| Issue
#21, August 17, 2007 |
Don't Get Left In The Dark
If it seems like the power always goes out at the most inconvenient time, it's not just your imagination. Sweltering summer afternoons, when food spoils in hours, rainy evenings when you've already squeezed a mass of partygoers into your living room or winter storms that leave you most dependant on your heating systems are all times when blackouts are likely to occur. At best, the lights go out and the party ends abruptly. But at worst, food spoils, alarm systems don't work, furnaces and pumps fail and pipes burst or basements flood.
For local residents, there have traditionally been only two options to respond to a blackout - grin and bear it or install a generator. A new concept, however, has recently arrived on the scene - home-scale, battery-based, backup power systems. These systems use heavy-duty batteries to store electricity for use during a power outage.
A New York City-based company, Gaia Power Technologies, has been selling a battery-based backup power system, the PowerTower, throughout the New York metro area, and has recently introduced the product in the Hamptons. The PowerTower is a filing-cabinet-sized blue box that holds advanced power electronics and enough batteries to keep the critical circuits of a house running for 24 hours or more. Because batteries don't burn fossil fuels or make noise, these types of systems can be installed indoors and don't require a generator permit.
The nation's power grid is aging, even as our increasingly wired lifestyles are driving up demand. As utilities face pressure to switch to cleaner, renewable sources of energy, they also have to find ways to finance expensive infrastructure upgrades without resorting to drastic rate hikes. High-profile outages like the Northeast Blackout of 2003, or the Queens blackout last summer, are symptoms of the strain currently being placed on the grid. On Long Island, LIPA has been forced to turn to neighboring states for electricity to meet peak summer demand. There are no quick or easy solutions to these problems, and as a result, experts predict that outages will only continue to rise over the next decade or more.
The traditional solution offered for power outages is a generator, although it presents multiple disadvantages. Generators are noisy, produce polluting fumes which require regular maintenance and can damage sensitive electronic equipment such as stereos, microprocessors and plasma TVs with low-quality power. Often space constraints, the unavailability of fuel or local regulations rule out a generator installation entirely.
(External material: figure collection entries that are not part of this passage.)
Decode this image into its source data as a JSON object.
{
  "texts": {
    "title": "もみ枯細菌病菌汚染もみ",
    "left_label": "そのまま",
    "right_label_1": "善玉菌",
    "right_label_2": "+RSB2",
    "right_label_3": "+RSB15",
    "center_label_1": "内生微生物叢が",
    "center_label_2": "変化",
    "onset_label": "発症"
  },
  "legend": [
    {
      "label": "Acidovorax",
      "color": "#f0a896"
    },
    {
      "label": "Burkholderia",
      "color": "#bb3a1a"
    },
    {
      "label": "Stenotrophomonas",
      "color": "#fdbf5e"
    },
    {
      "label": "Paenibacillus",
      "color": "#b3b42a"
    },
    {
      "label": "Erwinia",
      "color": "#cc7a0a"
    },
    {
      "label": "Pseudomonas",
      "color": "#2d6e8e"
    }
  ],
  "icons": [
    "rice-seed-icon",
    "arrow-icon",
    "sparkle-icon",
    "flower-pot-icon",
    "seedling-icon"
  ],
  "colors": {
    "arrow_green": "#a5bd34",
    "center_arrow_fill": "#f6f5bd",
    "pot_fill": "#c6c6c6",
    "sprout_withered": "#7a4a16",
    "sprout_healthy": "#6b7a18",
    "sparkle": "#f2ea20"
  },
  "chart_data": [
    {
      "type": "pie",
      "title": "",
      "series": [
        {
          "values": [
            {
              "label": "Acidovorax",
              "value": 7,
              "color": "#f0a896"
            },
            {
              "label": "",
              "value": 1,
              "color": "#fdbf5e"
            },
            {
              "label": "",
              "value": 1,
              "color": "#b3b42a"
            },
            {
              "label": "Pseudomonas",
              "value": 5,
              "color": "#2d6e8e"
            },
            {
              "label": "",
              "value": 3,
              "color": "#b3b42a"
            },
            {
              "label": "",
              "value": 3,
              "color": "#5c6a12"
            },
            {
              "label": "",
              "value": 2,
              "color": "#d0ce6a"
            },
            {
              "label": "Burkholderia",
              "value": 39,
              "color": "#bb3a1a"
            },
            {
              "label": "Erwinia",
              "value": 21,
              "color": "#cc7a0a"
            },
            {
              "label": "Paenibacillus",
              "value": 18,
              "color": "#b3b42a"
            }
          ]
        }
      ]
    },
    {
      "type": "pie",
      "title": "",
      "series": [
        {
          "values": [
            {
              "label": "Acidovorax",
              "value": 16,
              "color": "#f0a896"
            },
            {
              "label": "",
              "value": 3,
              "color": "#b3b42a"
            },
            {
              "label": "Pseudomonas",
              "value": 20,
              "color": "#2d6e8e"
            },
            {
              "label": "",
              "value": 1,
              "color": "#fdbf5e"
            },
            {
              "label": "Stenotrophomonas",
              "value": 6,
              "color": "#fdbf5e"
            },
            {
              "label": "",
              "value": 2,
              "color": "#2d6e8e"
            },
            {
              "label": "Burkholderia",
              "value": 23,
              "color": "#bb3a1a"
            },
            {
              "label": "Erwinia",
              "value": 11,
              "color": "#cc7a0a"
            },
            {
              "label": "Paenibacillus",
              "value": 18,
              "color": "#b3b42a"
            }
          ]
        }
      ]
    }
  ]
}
Battery-based backup power solves these problems. Unlike a generator, the PowerTower installs indoors, comes on instantaneously when the power goes out, and requires no maintenance beyond changing the batteries every seven to ten years.
A typical PowerTower costs between ten and twenty thousand dollars, fully installed. Installation takes about a day and involves an electrician. Generally, customers back up furnaces, refrigerators, sump or well pumps, alarms and lighting. Gaia offers several different PowerTower product lines to fit the homeowner's needs, each of which can also be customized in size and runtime. The PowerTower also fits into the trend towards greener, more energy-efficient homes.
For the greenest possible backup power solution, Gaia offers a special series of units that integrate with renewable energy sources such as solar and wind. State and federal incentives are fueling tremendous growth of residential installations of solar panels, but the typical solar system isn't wired to provide power during an outage. When hooked up to solar panels, the PowerTower automatically recharges when the sun is shining and then uses that stored power after the sun goes down.
With power outages here to stay, the time is coming when home battery backup will be as common in the house as the refrigerator.